Perhaps we should trust the forces of the market.
- Some landlords already offer to pay broker fees so they can demand a higher monthly rent.
- Some landlords are forced to offer discounted monthly rents because they do not want to pay the broker fee.
- Some tenants don't want to pay a broker fee and so they rent more expensive "No Fee" apartments.
- Some tenants end up paying the broker fee because the best deal they found has a broker fee.

This is how we are taught the free market should work. People will act based on their circumstances and decide if they want to compromise on short term savings versus long term cost, or vice versa. When all people act in this way, the markets reach an efficient state. The DOS guidance shifts costs from certain tenants to other tenants and certain landlords to other landlords, and in the process potentially creates inefficiencies in how the market works, increasing overall costs for everyone.

How do we bring down housing costs in NYC?
To bring down housing costs, we should again look at the forces of supply and demand.

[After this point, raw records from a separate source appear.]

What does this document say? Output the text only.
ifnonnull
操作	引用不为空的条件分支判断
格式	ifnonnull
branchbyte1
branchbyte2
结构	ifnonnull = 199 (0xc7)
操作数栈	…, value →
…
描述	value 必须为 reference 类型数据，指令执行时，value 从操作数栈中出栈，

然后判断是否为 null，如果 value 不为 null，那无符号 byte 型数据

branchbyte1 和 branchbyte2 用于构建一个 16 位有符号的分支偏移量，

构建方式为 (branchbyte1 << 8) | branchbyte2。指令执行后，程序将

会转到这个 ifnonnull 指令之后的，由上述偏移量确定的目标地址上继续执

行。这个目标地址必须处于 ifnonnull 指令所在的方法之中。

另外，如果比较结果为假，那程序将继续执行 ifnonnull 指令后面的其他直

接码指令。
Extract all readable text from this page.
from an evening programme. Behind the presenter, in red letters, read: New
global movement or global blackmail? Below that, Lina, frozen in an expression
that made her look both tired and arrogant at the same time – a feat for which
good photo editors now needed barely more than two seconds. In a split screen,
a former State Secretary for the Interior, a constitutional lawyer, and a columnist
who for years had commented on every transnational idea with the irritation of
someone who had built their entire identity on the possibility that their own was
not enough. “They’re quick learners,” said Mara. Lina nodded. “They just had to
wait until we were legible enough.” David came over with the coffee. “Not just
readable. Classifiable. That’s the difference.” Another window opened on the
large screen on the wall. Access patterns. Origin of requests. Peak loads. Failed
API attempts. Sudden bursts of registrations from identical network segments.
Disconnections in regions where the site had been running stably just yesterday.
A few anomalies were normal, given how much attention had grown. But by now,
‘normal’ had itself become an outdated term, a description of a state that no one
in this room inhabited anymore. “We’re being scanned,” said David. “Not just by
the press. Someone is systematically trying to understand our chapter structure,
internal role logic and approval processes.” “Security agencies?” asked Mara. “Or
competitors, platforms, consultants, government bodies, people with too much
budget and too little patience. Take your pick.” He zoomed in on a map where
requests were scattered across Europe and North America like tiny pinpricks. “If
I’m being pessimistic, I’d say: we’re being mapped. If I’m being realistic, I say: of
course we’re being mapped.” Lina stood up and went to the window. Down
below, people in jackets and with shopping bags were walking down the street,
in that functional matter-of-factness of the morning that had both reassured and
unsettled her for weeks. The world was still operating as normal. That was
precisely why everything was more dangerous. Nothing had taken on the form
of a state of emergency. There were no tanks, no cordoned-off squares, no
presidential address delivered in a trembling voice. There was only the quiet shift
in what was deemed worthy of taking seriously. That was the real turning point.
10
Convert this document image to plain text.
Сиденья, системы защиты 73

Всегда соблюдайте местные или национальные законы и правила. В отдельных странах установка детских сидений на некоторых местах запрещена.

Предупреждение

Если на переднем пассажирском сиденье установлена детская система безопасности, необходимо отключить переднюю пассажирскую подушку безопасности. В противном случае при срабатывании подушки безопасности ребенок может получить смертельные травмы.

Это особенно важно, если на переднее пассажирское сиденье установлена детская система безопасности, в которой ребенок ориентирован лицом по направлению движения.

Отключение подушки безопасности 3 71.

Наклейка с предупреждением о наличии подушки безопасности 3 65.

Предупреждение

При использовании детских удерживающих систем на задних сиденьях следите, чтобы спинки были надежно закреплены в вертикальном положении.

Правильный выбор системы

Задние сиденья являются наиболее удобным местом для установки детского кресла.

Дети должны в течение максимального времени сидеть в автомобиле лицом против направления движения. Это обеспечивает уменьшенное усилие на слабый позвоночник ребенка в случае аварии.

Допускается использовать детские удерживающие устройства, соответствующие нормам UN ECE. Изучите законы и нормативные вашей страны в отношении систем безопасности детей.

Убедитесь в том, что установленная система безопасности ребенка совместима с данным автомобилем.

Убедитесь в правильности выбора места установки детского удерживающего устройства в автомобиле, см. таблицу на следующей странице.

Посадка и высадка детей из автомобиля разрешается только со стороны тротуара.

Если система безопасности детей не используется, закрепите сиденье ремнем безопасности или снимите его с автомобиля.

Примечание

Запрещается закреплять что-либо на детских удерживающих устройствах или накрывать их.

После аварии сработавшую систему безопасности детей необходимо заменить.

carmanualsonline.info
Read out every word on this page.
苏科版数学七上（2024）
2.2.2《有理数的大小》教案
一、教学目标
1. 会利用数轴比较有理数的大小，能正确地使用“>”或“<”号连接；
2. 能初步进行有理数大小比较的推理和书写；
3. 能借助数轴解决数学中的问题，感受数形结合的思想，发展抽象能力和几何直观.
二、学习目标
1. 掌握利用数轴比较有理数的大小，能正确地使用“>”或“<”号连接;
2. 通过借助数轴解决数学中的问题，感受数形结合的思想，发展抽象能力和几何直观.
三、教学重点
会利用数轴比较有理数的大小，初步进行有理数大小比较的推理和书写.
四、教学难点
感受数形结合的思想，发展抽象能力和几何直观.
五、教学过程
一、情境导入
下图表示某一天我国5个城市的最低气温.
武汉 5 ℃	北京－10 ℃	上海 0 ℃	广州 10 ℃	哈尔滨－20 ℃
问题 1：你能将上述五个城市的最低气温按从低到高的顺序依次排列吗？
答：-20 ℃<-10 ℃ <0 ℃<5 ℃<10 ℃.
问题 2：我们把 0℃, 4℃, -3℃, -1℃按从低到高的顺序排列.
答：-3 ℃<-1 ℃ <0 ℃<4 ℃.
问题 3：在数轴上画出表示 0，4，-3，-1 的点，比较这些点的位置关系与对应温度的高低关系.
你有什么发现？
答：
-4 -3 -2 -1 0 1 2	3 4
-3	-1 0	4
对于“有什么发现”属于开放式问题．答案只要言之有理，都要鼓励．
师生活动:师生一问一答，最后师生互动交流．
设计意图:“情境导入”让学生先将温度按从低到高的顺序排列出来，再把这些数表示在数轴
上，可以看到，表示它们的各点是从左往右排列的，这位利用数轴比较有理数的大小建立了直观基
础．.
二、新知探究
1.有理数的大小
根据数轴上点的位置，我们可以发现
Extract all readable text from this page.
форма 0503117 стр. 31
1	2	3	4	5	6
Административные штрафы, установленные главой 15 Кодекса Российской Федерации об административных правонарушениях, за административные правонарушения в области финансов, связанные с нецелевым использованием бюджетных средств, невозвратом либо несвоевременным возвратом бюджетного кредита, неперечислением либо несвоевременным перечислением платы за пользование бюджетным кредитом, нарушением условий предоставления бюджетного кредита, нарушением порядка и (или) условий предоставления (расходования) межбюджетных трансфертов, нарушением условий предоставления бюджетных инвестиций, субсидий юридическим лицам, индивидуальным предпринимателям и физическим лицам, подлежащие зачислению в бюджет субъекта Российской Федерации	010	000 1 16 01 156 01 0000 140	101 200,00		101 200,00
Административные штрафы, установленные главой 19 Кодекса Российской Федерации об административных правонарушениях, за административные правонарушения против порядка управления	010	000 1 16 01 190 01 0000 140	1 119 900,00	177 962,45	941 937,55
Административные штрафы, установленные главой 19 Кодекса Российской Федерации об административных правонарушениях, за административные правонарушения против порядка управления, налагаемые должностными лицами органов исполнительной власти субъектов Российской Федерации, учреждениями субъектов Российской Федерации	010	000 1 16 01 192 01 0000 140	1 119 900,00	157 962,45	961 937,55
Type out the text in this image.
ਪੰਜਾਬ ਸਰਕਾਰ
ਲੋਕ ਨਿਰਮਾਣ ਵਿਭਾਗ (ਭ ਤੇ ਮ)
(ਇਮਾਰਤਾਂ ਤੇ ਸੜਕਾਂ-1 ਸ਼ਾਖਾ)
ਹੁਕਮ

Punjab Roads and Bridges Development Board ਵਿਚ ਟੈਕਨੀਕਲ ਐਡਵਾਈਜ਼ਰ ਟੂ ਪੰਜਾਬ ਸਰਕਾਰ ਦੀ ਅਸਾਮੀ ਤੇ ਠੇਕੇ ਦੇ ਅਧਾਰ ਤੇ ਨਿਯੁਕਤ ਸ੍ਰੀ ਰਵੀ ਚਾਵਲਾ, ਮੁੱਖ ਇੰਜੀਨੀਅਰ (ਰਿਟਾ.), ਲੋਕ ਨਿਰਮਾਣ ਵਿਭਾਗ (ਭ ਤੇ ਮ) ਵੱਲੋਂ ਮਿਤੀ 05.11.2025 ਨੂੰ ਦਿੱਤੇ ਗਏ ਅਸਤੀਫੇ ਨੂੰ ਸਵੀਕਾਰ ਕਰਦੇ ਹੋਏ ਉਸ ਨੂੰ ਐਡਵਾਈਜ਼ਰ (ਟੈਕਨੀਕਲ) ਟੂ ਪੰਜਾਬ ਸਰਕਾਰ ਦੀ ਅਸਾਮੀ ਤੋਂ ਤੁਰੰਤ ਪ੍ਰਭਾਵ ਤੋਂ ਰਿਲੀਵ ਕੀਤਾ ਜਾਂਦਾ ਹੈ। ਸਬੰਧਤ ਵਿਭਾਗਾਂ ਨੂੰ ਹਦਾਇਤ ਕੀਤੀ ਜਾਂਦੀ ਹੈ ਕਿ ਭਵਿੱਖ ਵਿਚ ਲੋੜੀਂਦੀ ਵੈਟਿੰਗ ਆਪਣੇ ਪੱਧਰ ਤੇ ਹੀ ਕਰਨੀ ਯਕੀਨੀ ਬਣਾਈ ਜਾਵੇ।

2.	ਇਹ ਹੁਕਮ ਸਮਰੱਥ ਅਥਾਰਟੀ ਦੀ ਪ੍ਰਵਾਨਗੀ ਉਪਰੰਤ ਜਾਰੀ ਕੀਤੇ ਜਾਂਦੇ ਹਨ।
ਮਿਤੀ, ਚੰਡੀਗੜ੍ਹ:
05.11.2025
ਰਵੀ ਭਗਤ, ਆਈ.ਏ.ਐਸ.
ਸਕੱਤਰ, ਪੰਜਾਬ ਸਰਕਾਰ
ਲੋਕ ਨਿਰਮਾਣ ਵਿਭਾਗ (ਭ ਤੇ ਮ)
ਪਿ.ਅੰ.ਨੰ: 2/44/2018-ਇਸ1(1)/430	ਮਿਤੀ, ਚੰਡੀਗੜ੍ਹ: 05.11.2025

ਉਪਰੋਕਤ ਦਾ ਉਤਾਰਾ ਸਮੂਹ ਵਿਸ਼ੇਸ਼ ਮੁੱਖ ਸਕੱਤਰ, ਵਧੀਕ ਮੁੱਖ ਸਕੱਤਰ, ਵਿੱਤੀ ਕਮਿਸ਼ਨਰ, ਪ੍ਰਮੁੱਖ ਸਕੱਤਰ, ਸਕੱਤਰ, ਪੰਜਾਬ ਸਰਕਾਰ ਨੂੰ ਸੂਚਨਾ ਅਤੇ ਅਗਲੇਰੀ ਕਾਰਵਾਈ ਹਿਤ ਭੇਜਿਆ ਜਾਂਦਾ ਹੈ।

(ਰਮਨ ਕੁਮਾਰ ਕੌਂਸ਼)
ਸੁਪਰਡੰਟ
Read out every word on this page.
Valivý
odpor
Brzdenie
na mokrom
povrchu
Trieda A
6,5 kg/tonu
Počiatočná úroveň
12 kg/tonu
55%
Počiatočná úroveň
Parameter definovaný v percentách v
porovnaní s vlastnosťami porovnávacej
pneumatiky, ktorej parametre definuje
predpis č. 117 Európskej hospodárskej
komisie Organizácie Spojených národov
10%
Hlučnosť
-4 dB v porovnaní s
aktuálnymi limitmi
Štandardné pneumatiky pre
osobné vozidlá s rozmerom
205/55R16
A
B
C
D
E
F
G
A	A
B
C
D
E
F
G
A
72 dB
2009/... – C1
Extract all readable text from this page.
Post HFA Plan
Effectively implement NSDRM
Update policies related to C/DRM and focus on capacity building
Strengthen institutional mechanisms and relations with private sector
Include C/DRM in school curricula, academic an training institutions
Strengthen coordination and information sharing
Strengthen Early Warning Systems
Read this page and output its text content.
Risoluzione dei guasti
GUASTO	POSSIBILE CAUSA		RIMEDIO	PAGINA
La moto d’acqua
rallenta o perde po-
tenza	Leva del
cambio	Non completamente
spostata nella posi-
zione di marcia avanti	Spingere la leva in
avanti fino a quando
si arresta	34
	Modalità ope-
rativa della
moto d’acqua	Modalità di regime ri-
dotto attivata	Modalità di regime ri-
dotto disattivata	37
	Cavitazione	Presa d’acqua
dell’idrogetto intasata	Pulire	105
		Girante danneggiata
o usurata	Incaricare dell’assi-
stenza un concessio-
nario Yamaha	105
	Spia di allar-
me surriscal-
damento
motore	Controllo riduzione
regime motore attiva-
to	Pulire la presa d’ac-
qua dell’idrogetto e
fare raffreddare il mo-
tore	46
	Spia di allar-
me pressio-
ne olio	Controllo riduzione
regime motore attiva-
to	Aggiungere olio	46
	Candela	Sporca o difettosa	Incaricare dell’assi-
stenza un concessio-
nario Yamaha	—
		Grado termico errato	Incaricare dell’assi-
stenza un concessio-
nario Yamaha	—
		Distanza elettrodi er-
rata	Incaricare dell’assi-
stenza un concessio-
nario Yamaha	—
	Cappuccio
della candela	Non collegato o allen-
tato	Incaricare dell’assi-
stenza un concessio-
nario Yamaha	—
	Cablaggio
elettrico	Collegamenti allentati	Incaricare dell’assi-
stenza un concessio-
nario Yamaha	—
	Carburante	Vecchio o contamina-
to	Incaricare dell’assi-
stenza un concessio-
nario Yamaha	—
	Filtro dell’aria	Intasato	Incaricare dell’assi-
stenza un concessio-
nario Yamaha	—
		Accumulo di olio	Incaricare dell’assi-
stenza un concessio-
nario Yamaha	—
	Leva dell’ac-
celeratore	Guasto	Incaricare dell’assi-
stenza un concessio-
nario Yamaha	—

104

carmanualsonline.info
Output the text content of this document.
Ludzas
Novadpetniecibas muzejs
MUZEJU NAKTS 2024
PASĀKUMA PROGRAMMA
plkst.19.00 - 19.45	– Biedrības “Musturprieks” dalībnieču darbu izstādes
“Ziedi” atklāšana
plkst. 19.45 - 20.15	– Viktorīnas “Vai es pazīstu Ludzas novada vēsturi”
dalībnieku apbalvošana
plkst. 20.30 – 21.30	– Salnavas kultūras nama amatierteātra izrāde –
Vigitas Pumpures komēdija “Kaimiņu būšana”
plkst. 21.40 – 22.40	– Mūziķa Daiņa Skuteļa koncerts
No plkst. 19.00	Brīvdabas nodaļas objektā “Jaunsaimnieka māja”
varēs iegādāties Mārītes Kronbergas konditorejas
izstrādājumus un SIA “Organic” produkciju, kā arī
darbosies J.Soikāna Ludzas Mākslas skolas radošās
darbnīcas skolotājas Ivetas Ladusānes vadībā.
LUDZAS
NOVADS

Housing costs are high in NYC because housing is scarce and vacancy rates are low. For those of us not blessed with a below-market rent-stabilized apartment, the rent we pay is based on these forces of supply and demand.

How can the state help? By encouraging development, either through financial incentives or through the intelligent use of zoning laws (while making sure the city infrastructure is maintained and upgraded to handle higher density zoning). How else can the state help? By not scaring developers away from NYC due to regulatory uncertainty. More housing and more competition will bring down our housing costs.

The nefariousness of the "Broker Fee Ban" is not in the fact that it does not save consumers money, but in the fact that people may believe it saves them money. This gives our legislators an excuse to ignore effective policy suggestions that will bring our housing costs down.